Un qubit n’est en effet pas l’élément le plus stablets « utiles » pour les calculs. Il faut d’ailleurs faire attention à cette distinction quand un fabricant annonce une machine avec xx qubits : sont-ils logiques ou physiques ? Multiplier le nombre de qubits physiques pour un seul qubit logique permet de limiter les erreurs, mais assembler et faire fonctionner de concert de nombreux qubits physiques est compliqué à mettre en œuvre. Il faut donc trouver un juste milieu.

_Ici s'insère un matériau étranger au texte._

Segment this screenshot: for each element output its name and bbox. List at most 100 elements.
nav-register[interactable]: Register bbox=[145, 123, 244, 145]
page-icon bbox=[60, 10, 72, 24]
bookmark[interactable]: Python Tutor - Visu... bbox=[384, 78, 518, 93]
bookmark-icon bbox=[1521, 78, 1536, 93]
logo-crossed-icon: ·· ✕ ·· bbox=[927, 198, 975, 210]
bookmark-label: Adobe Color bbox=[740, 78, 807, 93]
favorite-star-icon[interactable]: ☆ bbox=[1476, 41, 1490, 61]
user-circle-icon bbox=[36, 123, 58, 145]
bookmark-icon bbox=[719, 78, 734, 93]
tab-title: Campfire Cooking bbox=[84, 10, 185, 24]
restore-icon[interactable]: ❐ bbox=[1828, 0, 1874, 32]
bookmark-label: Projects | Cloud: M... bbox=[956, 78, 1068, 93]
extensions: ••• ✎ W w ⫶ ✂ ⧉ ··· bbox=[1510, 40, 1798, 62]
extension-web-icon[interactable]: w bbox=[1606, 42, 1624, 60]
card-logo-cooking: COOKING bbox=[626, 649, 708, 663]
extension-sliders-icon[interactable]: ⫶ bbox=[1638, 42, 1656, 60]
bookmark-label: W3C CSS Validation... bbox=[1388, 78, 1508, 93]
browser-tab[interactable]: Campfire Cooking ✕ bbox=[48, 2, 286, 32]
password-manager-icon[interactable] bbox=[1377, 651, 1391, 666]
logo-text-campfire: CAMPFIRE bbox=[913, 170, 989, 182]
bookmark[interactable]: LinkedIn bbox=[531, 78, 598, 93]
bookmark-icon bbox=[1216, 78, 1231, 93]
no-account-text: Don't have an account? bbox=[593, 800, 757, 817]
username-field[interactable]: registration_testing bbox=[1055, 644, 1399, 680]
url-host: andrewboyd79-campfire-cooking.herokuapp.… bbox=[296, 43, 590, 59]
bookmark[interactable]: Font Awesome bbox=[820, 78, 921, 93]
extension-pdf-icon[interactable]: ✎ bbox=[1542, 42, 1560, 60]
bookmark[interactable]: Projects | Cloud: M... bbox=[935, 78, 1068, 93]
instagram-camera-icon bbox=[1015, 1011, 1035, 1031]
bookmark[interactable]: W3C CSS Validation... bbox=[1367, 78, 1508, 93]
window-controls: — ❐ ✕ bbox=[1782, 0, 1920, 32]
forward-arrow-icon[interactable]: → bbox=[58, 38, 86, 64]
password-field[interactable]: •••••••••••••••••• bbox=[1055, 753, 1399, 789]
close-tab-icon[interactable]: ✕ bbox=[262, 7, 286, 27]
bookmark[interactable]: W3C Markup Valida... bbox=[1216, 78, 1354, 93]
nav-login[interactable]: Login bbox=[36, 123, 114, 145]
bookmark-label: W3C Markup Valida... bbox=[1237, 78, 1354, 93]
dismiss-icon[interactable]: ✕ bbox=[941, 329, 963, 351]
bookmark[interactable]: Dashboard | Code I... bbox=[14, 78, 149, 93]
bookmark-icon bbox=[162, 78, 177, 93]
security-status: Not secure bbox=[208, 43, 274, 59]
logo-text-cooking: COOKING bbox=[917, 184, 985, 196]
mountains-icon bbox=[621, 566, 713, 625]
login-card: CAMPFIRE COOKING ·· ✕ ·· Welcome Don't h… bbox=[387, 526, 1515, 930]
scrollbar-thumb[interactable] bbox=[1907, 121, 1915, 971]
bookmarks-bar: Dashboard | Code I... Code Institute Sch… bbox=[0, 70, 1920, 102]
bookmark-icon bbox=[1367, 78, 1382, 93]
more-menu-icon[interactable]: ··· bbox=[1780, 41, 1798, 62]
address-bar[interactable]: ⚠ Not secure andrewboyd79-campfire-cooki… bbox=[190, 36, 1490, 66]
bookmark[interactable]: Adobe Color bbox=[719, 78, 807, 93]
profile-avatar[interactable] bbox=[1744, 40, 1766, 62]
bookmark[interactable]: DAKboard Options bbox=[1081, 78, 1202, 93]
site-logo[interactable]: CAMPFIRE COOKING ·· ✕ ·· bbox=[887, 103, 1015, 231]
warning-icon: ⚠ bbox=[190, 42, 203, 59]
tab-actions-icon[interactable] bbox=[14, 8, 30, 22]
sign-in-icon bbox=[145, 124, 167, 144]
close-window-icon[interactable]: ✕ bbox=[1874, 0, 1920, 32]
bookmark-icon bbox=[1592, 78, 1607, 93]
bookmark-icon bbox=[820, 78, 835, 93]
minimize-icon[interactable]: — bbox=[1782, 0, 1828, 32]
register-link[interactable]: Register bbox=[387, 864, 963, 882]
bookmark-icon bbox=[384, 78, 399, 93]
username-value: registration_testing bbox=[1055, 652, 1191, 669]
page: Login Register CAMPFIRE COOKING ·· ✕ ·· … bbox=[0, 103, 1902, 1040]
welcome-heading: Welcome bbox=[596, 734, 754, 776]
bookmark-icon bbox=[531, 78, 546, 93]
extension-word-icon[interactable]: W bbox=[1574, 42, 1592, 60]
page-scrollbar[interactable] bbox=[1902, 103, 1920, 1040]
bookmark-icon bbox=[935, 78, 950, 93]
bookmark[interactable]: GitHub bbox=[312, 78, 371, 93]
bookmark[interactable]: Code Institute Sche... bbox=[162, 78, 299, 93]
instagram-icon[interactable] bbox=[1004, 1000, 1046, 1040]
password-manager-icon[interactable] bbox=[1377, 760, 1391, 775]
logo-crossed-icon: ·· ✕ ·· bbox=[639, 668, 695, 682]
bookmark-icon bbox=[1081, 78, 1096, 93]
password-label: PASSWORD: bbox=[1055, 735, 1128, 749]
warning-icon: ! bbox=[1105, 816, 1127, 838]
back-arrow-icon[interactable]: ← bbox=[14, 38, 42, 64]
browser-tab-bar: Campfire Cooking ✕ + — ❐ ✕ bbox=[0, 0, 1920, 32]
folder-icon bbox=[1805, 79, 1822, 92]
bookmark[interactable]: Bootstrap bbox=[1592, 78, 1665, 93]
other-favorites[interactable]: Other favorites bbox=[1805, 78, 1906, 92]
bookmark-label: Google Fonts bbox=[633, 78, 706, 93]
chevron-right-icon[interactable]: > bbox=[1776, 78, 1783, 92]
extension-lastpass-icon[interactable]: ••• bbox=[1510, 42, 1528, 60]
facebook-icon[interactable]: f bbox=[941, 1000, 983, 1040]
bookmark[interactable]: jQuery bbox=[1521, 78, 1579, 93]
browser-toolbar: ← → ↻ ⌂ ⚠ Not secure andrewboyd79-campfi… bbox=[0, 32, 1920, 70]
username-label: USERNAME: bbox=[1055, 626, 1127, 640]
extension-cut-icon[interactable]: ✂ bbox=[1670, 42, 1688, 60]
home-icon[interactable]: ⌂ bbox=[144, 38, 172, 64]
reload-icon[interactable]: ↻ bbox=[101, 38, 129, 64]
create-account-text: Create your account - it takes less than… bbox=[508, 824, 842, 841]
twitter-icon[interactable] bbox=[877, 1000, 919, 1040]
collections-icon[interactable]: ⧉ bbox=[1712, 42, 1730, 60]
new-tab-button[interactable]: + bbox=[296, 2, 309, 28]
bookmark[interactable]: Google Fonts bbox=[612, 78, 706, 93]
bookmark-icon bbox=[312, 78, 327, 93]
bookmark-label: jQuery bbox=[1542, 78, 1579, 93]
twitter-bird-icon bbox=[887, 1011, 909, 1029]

Pour être complet, il manque néanmoins le nombre de portes quantiques que peut tenir la machine et/ou la durée d’utilisation des qubits pour des calculs. Ce sont également des paramètres importants pour cerner les capacités de l’ordinateur.

En informatique classique, les bits peuvent tenir dans le temps sans aucun problème, on peut donc réaliser de très longues opérations passant à travers énormément de portes logiques. En quantique, ce n’est pas aussi simple.

Microsoft n’est pas encore au bout du chemin, loin de là. La société est confrontée à un probléme : « le bruit reste notre plus grand obstacle », d’autant plus quand le nombre de qubits physiques augmente. Elle rappelle « à quel point l’augmentation du nombre de qubits physiques ne suffit pas à elle seule à rendre possible une correction d’erreur quantique robuste […] Cela sera possible grâce aux progrès matériels et logiciels qui, ensemble, permettront d’exécuter des applications quantiques plus longues et plus fiables ».

En guise de conclusion, Microsoft se montre pragmatique : « Un véritable changement de paradigme sur le calcul nécessite de se concentrer sur des applications pratiques et commercialement pertinentes ». Une manière de dire qu’empiler des qubits sans pouvoir l’exploiter derrière ne sert pas à grand-chose. L’informatique quantique est une réalité, elle fonctionne. Microsoft veut maintenant appliquer la théorie dans le monde réel.

Atom Computing

Contrairement à d’autres entreprises qui travaillent avec des ions, Atom Computing utilise des atomes neutres d’ytterbium, organisés dans une matrice et manipulés grâce à des lasers. La firme avait déjà annoncé avoir réussi à atteindre un temps de cohérence pour ses qubits de 40 secondes, ainsi que la capacité de mesurer l’état de qubits spécifiques pendant les calculs et ainsi détecter certaines erreurs, sans perturber les autres qubits.

Atom Computing a indiqué qu’il mettrait son ordinateur quantique au service des entreprises, des universités et des administrations dès 2024.